これは、単なる甘やかしでも、根拠のないポジティブシンキングでもありません。

本人に仕事への不安がある場合は特に、「できていないところ」ばかりに意識が向いて自信を失いやすいものです。

ですが、「できている部分は?」と問われるだけで、「実はここまでできている」「この部分は進んでいる」と気づくことができます。

そうして、「できている側面」に目が向いた瞬間、ふっと前向きになり、「次に何をすればいいか」「一歩進めるとしたらどこか?」という発想が自然と生まれやすくなるものです。

そこまでくれば、「教える側」があれこれアドバイスをしなくても、本人が自分の強みを活かし「次の行動」を選ぶことができるようになります。

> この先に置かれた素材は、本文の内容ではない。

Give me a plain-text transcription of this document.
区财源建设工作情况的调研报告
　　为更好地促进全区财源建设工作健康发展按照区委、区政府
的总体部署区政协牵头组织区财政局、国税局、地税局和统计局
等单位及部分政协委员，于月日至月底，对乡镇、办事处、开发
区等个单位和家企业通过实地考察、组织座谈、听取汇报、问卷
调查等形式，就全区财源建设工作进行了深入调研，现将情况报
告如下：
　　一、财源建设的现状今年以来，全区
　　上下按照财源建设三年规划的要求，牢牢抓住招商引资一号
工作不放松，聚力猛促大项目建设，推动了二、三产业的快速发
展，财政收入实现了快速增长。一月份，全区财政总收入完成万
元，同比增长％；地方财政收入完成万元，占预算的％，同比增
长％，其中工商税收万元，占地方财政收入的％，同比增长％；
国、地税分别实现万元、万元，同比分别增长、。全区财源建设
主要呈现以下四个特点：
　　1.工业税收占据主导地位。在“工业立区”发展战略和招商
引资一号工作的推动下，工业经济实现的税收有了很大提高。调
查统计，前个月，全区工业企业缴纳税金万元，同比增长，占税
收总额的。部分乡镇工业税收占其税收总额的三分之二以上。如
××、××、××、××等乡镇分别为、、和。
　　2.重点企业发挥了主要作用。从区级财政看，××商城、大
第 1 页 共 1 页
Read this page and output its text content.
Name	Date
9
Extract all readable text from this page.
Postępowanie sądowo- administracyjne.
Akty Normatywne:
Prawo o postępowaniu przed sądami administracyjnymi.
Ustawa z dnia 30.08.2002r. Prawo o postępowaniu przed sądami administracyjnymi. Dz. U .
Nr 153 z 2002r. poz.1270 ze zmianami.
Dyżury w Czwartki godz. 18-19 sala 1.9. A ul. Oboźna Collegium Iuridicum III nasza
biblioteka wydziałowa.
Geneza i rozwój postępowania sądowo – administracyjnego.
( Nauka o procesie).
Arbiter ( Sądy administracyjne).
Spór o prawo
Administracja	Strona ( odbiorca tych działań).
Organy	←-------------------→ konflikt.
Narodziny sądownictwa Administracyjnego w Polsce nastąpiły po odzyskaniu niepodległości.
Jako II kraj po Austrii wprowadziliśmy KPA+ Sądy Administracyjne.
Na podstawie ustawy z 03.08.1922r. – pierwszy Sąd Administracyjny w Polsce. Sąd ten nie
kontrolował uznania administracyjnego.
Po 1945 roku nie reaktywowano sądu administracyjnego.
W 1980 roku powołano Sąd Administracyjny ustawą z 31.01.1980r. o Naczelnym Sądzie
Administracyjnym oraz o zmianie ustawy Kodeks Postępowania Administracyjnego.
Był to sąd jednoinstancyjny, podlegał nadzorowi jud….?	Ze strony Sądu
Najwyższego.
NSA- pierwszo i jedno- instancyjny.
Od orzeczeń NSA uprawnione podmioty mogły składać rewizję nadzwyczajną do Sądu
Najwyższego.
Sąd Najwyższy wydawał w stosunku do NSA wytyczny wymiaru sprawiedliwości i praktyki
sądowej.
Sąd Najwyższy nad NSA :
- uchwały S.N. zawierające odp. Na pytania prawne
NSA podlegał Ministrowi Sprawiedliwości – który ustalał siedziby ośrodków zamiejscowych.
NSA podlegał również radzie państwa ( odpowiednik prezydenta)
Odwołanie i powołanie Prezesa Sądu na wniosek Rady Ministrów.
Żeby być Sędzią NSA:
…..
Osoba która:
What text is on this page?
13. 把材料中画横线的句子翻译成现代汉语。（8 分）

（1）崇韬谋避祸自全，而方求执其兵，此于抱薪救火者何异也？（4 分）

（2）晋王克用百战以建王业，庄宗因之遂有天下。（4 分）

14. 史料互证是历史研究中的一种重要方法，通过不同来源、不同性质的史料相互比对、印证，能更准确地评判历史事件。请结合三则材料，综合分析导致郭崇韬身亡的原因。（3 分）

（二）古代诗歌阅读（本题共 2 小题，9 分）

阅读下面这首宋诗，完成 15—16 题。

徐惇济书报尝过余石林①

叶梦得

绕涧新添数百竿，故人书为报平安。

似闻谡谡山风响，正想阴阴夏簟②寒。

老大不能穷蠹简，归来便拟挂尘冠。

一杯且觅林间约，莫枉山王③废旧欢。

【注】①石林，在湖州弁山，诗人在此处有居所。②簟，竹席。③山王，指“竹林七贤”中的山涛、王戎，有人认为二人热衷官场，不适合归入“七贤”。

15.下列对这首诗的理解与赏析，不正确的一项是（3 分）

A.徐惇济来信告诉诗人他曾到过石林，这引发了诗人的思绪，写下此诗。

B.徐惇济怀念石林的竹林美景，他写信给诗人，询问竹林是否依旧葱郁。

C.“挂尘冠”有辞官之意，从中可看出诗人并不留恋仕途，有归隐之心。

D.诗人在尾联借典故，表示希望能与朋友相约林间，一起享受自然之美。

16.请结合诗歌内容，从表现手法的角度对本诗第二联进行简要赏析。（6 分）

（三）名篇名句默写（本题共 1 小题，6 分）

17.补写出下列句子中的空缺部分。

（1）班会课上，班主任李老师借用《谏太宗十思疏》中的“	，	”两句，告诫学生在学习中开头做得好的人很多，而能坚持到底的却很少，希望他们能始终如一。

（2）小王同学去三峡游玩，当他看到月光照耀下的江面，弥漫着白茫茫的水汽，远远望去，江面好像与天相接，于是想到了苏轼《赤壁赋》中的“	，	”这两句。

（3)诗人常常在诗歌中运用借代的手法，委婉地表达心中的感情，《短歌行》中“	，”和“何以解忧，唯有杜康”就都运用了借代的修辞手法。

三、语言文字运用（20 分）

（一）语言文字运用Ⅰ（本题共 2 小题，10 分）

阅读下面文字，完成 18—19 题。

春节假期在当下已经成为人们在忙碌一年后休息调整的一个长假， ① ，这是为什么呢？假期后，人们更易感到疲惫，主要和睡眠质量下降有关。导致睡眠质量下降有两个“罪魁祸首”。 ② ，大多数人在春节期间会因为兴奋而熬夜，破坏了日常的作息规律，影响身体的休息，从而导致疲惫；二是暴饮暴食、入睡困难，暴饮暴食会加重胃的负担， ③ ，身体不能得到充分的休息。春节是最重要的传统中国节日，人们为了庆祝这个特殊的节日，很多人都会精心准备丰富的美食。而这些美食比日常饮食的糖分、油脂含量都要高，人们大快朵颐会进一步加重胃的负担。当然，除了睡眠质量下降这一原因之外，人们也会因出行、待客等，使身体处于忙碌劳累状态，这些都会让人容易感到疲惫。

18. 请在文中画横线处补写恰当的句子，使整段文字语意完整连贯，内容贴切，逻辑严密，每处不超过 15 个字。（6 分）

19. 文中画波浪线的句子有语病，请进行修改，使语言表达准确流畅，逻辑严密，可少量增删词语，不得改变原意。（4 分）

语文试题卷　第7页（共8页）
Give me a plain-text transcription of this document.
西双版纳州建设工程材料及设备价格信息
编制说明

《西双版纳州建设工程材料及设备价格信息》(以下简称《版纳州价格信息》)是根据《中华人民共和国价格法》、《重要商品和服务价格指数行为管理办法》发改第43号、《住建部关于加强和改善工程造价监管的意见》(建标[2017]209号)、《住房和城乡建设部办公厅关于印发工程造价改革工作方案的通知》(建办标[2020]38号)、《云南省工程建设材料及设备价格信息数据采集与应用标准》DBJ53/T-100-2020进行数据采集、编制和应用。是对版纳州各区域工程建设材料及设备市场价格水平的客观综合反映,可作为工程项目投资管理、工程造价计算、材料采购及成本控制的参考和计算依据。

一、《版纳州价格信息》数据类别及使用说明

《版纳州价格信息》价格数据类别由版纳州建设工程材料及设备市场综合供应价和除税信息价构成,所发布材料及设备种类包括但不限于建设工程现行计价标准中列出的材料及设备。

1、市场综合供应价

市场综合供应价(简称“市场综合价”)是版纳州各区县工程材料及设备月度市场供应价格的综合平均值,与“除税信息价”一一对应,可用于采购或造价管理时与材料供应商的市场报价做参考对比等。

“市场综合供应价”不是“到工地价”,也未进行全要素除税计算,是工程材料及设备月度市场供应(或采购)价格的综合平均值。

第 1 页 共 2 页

これこそが、「教える側」ができる「勇気づけ」であり、「教える側」の負担も少なく、お互いの関係性も良くなる教え方なのです。

相手の弱点や「できていない点」に焦点を当てる「プロブレムフォーカス」よりも、「できている点」「これからできる可能性」に焦点を当てる「ソリューションフォーカス」のほうが、相手の強みを引き出し、活かしながら教えるうえでは圧倒的に適しています。

トヨタ式「なぜなぜ分析」の落とし穴

ただし、どちらが優れている、というわけではありません。

「プロブレムフォーカス」は、「なぜこうなったのか」を掘り下げていくことで真の原因(一次原因)を突き止めていきます。また、問題の構造を明確にすることで、改善につなげることができます。

機械トラブルや製造工程の問題など、「モノ」の不具合の原因を突き止める場面では非常に有効なアプローチ法です。

トヨタ生産方式で有名な「なぜなぜ分析」は、その典型です。このような分析の積み重ねによって品質の向上が図られたことが、日本の製造業が世界的に高い評価を受けてきた理由の一つとも言われています。

ただ、この発想を「ヒト」の問題にそのまま当てはめると、「なぜできないのか」「なぜ理解できないのか」と繰り返し問うことになってしまいます。

すると、マイナス面ばかりがフォーカスされ、最終的には「やる気がない」か「能力がない」という結論に向かいがちです。「なぜなぜ」と言われた側は人格を否定されたように感じかねません。

その結果、本人は自信を失い、成長意欲が奪われてしまいます。